Наташа росла и воспитывалась в совершенно иной обстановке, нежели ее будущий муж. Отцом Наташи был отставной обер-прокурор синода, старший брат Ивана Алексеевича – Александр Алексеевич. Камергер имел много незаконных детей. Он скончался, когда Наташе пошел седьмой год. У Александра Алексеевича имелся и „привенчанный“ сын Алексей, которому и досталось все огромное наследство отца вместе с незаконнорожденными братьями и сестрами. Наследник не знал, что с ними делать; недолго думая, он их и их матерей отправил в одно из своих имений в Шацком уезде. „Табор“ родственников, перебираясь из Петербурга, застрял в Москве на отдых, а если бы не это, неизвестно, что было бы с Наташей. В Москве родная сестра Яковлевых, вдовая княгиня Мария Алексеевна Хованская, взяла „из милости“ девочку „на воспитание“.
И началась нелегкая полоса жизни Наташи в доме вздорной, капризной княгини, в доме, где всеми делами, мнениями заправляла приживалка-компаньонка Мария Степановна Макашина. Впоследствии Наталья Александровна с неизжитой горечью вспоминала: „Мне все казалось, что я попала ошибкой в эту жизнь и что скоро ворочусь домой – но где же был мой дом?.. Уезжая из Петербурга, я видела большой сугроб снега на могиле моего отца; моя мать, оставляя меня в Москве, скрылась на широкой, бесконечной дороге… Я горячо плакала и молила бога взять меня скорее домой“.
Княгиня была скупа на деньги, на ласку, на человеческие чувства. „У меня не было той забавы или игрушки, которая заняла бы меня и утешила, потому что ежели и давали что-нибудь, то с упреком и с непременным прибавлением: „Ты этого не стоишь“, Каждый лоскут, получаемый от них, был мною оплакан; потом я становилась выше этого. Стремление к науке душило меня, я ничему больше не завидовала в других детях, как учению.
Многие меня хвалили, находили во мне способности и с состраданием говорили: „Если бы приложить руки к атому ребенку!“ – „Он дивил бы свет!“ – договаривала я мысленно, и щеки мои горели, я спешила идти куда-то, мне виделись мои картины, мои ученики – а мне не давали клочка бумаги, карандаша…Стремление выйти в другой мир становилось все сильнее и сильнее, и с тем вместе росло презрение к моей темнице и к ее жестоким часовым“,
Различны были судьба и детство кузенов Саши и Наташи. Но в одном они были сходны – незаконнорожденные.

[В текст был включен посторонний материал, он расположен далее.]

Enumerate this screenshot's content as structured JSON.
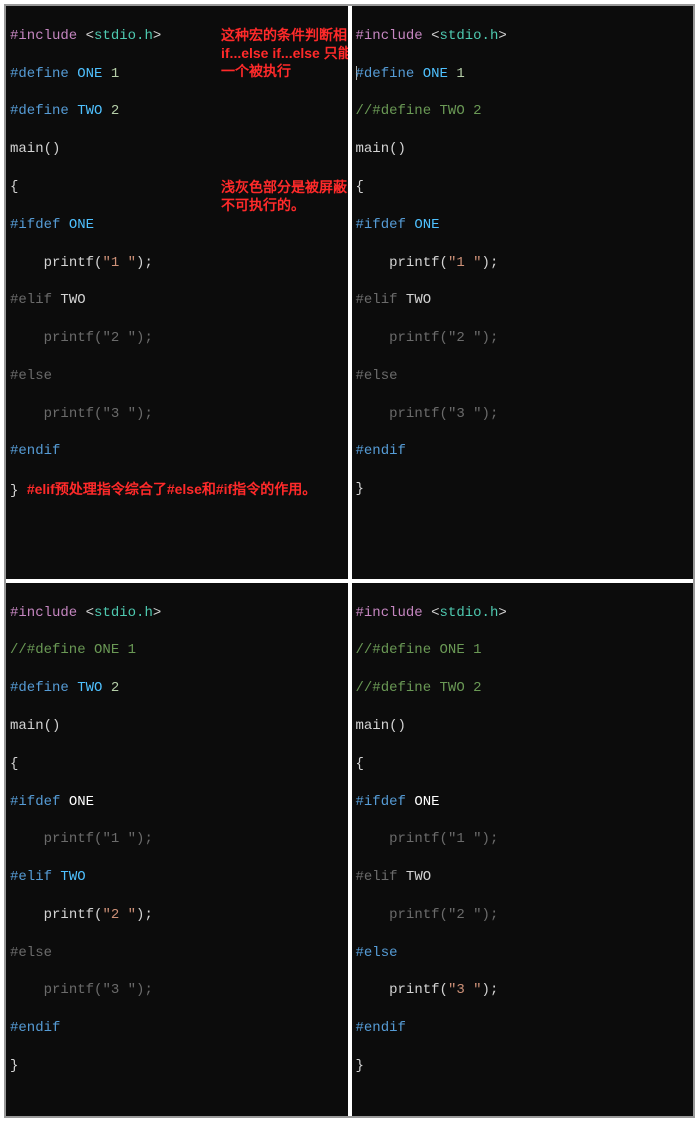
{
  "panels": {
    "p1": {
      "include": "#include",
      "lt": "<",
      "gt": ">",
      "hdr": "stdio.h",
      "def": "#define",
      "one": "ONE",
      "two": "TWO",
      "v1": "1",
      "v2": "2",
      "main": "main",
      "par": "()",
      "ob": "{",
      "cb": "}",
      "ifdef": "#ifdef",
      "elif": "#elif",
      "else": "#else",
      "endif": "#endif",
      "pf": "printf",
      "s1": "\"1 \"",
      "s2": "\"2 \"",
      "s3": "\"3 \"",
      "semi": ";",
      "lp": "(",
      "rp": ")",
      "ov1": "这种宏的条件判断相当于\nif...else if...else\n只能有一个被执行",
      "ov2": "浅灰色部分是被屏蔽的，不可执行的。"
    },
    "p2": {
      "include": "#include",
      "lt": "<",
      "gt": ">",
      "hdr": "stdio.h",
      "def": "#define",
      "one": "ONE",
      "two": "TWO",
      "v1": "1",
      "comment2": "//#define TWO 2",
      "main": "main",
      "par": "()",
      "ob": "{",
      "cb": "}",
      "ifdef": "#ifdef",
      "elif": "#elif",
      "else": "#else",
      "endif": "#endif",
      "pf": "printf",
      "s1": "\"1 \"",
      "s2": "\"2 \"",
      "s3": "\"3 \"",
      "semi": ";",
      "lp": "(",
      "rp": ")"
    },
    "p3": {
      "include": "#include",
      "lt": "<",
      "gt": ">",
      "hdr": "stdio.h",
      "def": "#define",
      "one": "ONE",
      "two": "TWO",
      "v2": "2",
      "comment1": "//#define ONE 1",
      "main": "main",
      "par": "()",
      "ob": "{",
      "cb": "}",
      "ifdef": "#ifdef",
      "elif": "#elif",
      "else": "#else",
      "endif": "#endif",
      "pf": "printf",
      "s1": "\"1 \"",
      "s2": "\"2 \"",
      "s3": "\"3 \"",
      "semi": ";",
      "lp": "(",
      "rp": ")"
    },
    "p4": {
      "include": "#include",
      "lt": "<",
      "gt": ">",
      "hdr": "stdio.h",
      "comment1": "//#define ONE 1",
      "comment2": "//#define TWO 2",
      "main": "main",
      "par": "()",
      "ob": "{",
      "cb": "}",
      "ifdef": "#ifdef",
      "one": "ONE",
      "elif": "#elif",
      "two": "TWO",
      "else": "#else",
      "endif": "#endif",
      "pf": "printf",
      "s1": "\"1 \"",
      "s2": "\"2 \"",
      "s3": "\"3 \"",
      "semi": ";",
      "lp": "(",
      "rp": ")"
    }
  },
  "caption": "#elif预处理指令综合了#else和#if指令的作用。"
}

И об этом они оба узнали рано и рано поняли, что это накладывает на них не только „пятно“, но и известную независимость от этой „школы рабства“, в которой они росли. А школа была суровой. Был у родственника Ивана Алексеевича крепостной, талантливейший скульптор, сумевший скопить денег и за деньги упрашивавший барина дать ему вольную, чтобы можно было съездить в Италию. Но вольной он не получил, не у каждого помещика есть свой скульптор, слепивший бюст государя императора. Скульптор запил, схватил чахотку и умер. Сенатор гордился своим, тоже не бесталанным человеком – крепостным фельдшером. И он не вынес неволи, наложил на себя руки, отравился, при этом долго мучился, пока не умер. „И игрушки и картинки, подаренные мне на Новый год, не тешили меня; почернелый Толочанов носился перед глазами, и я слышал его „жжет! огонь!“.
На исходе уже февраль, вот-вот масленица, а зима лютует, метели хороводят по целым неделям, из ближних лесов в Москву набегают волки – в городе теплее, да и найдется чем поживиться.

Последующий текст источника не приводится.